Kralın Gözleri
Catherine Banner
Şimdi.... Kitabı şöyle baştan bir gözden
geçirirsem, beğenmediğim sonucuna varırım. Üzgünüm dostlar ama yazım şeklindeki
eksikliğin yanında kurgudaki gariplik beni bu sonuca ulaştırıyor. Yazım şeklini
yine bir derece kaldırabilirim ama kurgu... Her şey her yerdeydi. Bir flashback
yapıyoruz, birden ileri gidiyoruz, sonra paralel evren, paralel evrendeki iki
kurgu çizgisi. Hepsi birbirine girmişti. Bu geçişleri yazı fontunu vs
değiştirerek sağlamaya çalışılmış ama yine de eksik kalmış. Bir garipti
anlayacağınız. Kitabı Catherine Banner sadece 14 yaşındayken yazdığını
düşünürsek yine de etkileyici olduğunu söylemek lazım. Ben 16 yaşındayım ve bu
yazıyı yazarken zorlanıyorum ._.
Kitapta ağır bir şekilde din ele alınmıştı.

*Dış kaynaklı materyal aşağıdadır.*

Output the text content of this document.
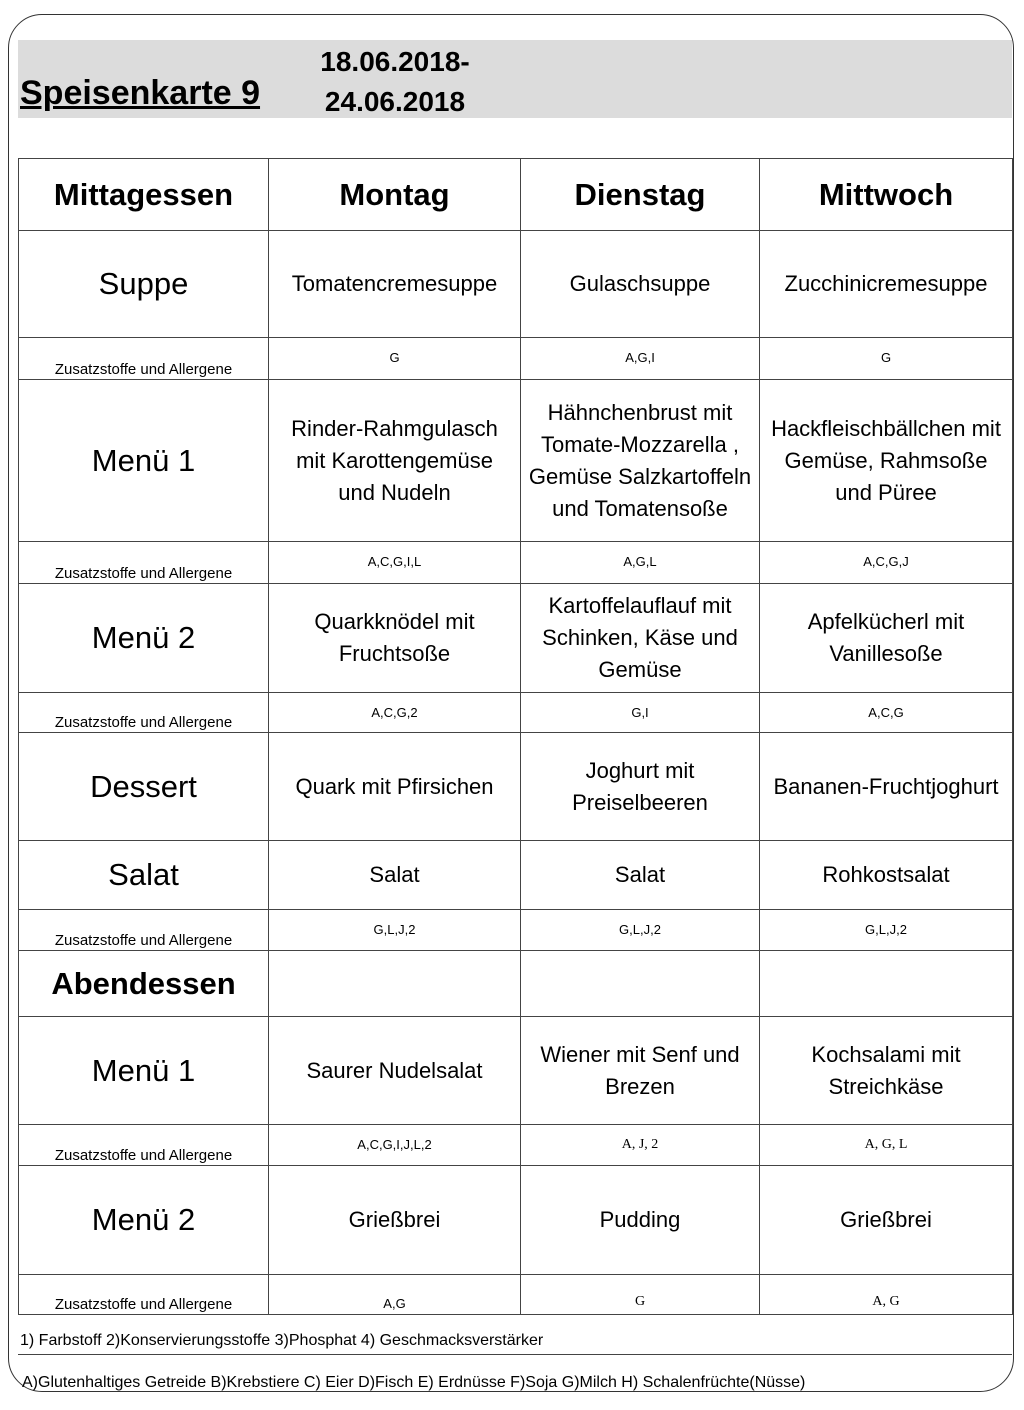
Speisenkarte 9
18.06.2018-
24.06.2018
Mittagessen	Montag	Dienstag	Mittwoch
Suppe	Tomatencremesuppe	Gulaschsuppe	Zucchinicremesuppe
Zusatzstoffe und Allergene	G	A,G,I	G
Menü 1	Rinder-Rahmgulasch mit Karottengemüse und Nudeln	Hähnchenbrust mit Tomate-Mozzarella , Gemüse Salzkartoffeln und Tomatensoße	Hackfleischbällchen mit Gemüse, Rahmsoße und Püree
Zusatzstoffe und Allergene	A,C,G,I,L	A,G,L	A,C,G,J
Menü 2	Quarkknödel mit Fruchtsoße	Kartoffelauflauf mit Schinken, Käse und Gemüse	Apfelkücherl mit Vanillesoße
Zusatzstoffe und Allergene	A,C,G,2	G,I	A,C,G
Dessert	Quark mit Pfirsichen	Joghurt mit Preiselbeeren	Bananen-Fruchtjoghurt
Salat	Salat	Salat	Rohkostsalat
Zusatzstoffe und Allergene	G,L,J,2	G,L,J,2	G,L,J,2
Abendessen			
Menü 1	Saurer Nudelsalat	Wiener mit Senf und Brezen	Kochsalami mit Streichkäse
Zusatzstoffe und Allergene	A,C,G,I,J,L,2	A, J, 2	A, G, L
Menü 2	Grießbrei	Pudding	Grießbrei
Zusatzstoffe und Allergene	A,G	G	A, G
1) Farbstoff 2)Konservierungsstoffe 3)Phosphat 4) Geschmacksverstärker
A)Glutenhaltiges Getreide B)Krebstiere C) Eier D)Fisch E) Erdnüsse F)Soja G)Milch H) Schalenfrüchte(Nüsse)
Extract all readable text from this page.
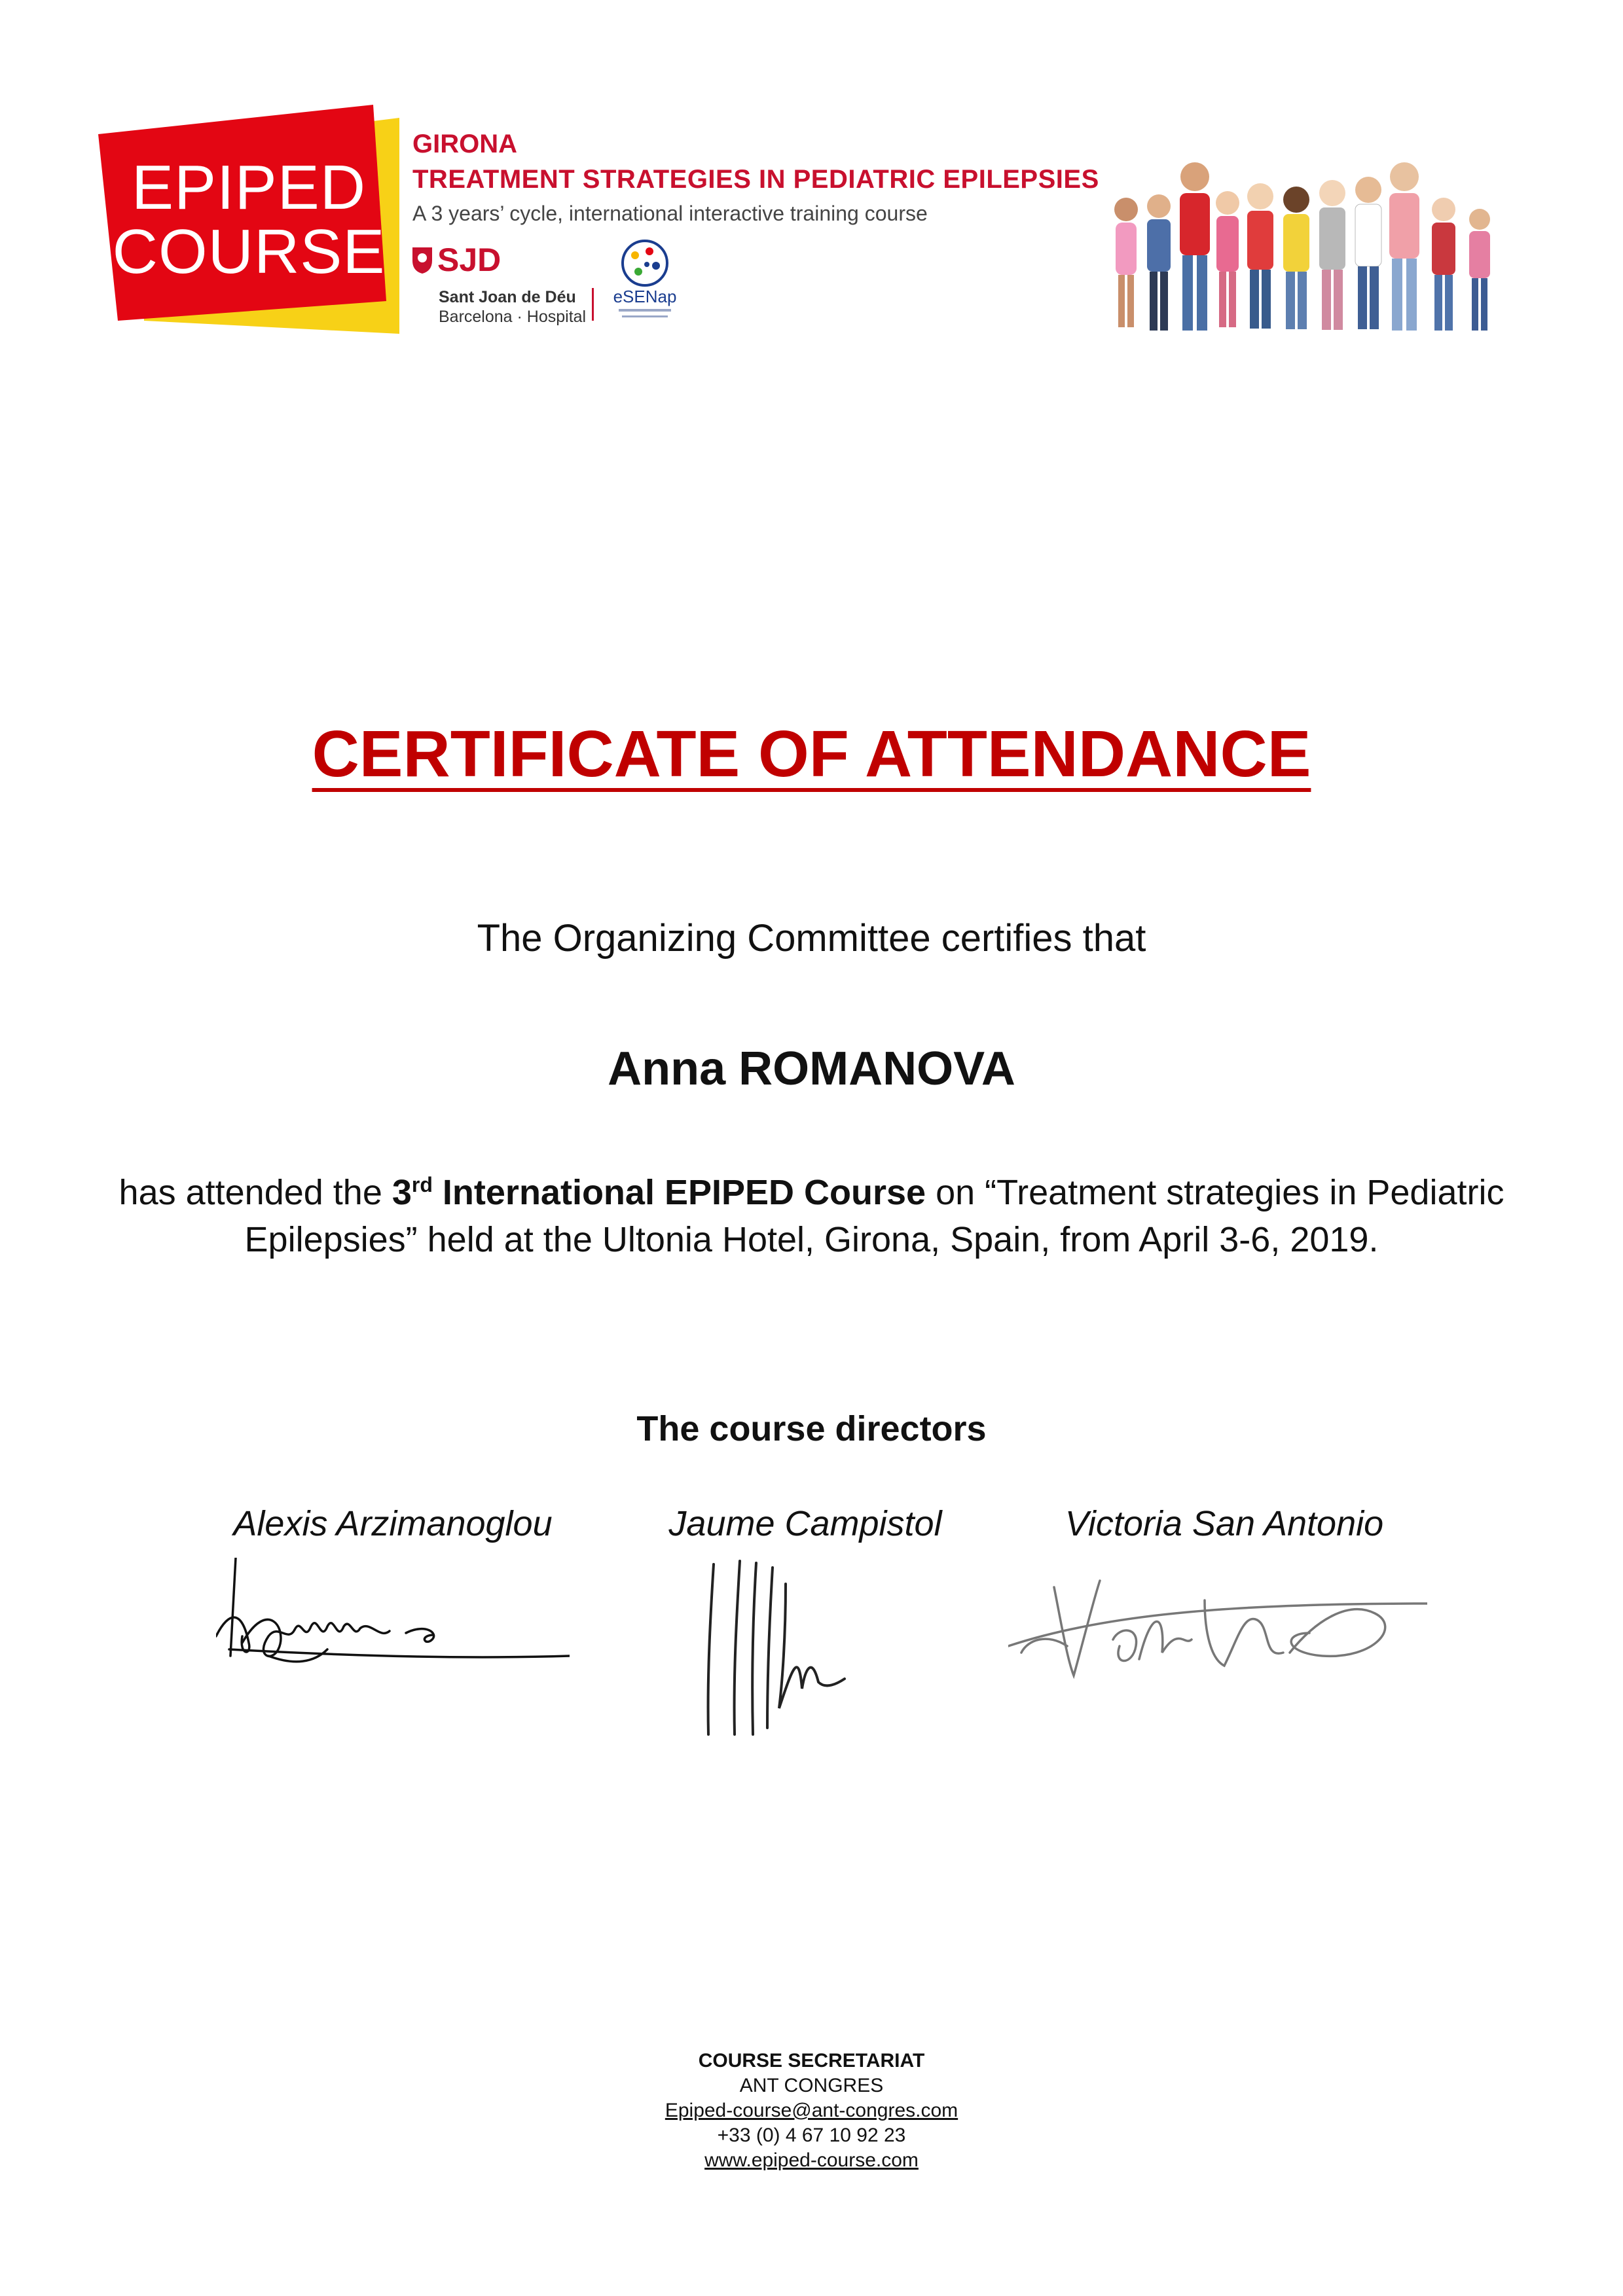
EPIPED
COURSE
GIRONA
TREATMENT STRATEGIES IN PEDIATRIC EPILEPSIES
A 3 years’ cycle, international interactive training course
SJD
Sant Joan de Déu
Barcelona · Hospital
eSENap
CERTIFICATE OF ATTENDANCE
The Organizing Committee certifies that
Anna ROMANOVA
has attended the 3rd International EPIPED Course on “Treatment strategies in Pediatric Epilepsies” held at the Ultonia Hotel, Girona, Spain, from April 3-6, 2019.
The course directors
Alexis Arzimanoglou	Jaume Campistol	Victoria San Antonio
COURSE SECRETARIAT
ANT CONGRES
Epiped-course@ant-congres.com
+33 (0) 4 67 10 92 23
www.epiped-course.com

Vaazdır, rahipliktir falan. Ben kitaplarda ilahi şeyler, inanç, din konularını
severim. Örneğin Leigh Bardugo’nun Grisha serisinde öyle güzel dozunda bu tema
işlenmiş ki kitap güzel olmanın yanında insanı ürpertiyordu. Ama bu kitapta
yine her şey her yerdeydi.
Bir başka takıldığım şey ise
genç yaşta çocuk sahibi olmak. Açıkçası okurken arada WTF oluyordum. Yani
cidden WTF? Hani Leo’nun yaşadığı evren de bu normal karşılansın da sonra
günümüze döndüğünde de KOCAMAN bir WTF la karşılaştım. Bu sözün sonu spoilera gidiyor,
o yüzden<<<
Biraz kraliçenin gözü oldu ama neyse..
(spoiler)Yav en sonunda kız hamile kalıyor falan NEDEN
YANİ NEDEN? Zaten Leo’da bir gerizekalı, gitti kehanet kitabını sarayın
bahçesine attı. Anlamsız, HER ŞEY ANLAMSIZ!
Kitapta tek
sevdiğim şey deliliğin çok güzel bir şekilde işlenmesiydi. Sonra o da rayından
çıktı. Başta “DELİRMEK İŞTE BÖYLE BİR ŞEY OLMALI”yken sonra “BUNLAR NEDEN HALA
DELİ, ARADA DELİ DEĞİL?” durumuna hızlı bir geçiş yaptık. Neyse ki ölüm
delilikten daha güzel işlenmişti. Umutsuzluk, hayal kırıklığı ve biraz daha
DELİLİK. Şimdi kalbime dokunup beni ağlatmadı desem yalan olur. Stirling
öldüğünde içim parçalandı yemin ederim. Leo’nun içine girdiği ruh hali...
Kardeşini kaybetmesi, onun yerine ölmeyi ne kadar çok istemesi... Neredeyse
kendi ruhuna karşılık Stirling’i geri döndürmesi en can alıcı kısımdı bence.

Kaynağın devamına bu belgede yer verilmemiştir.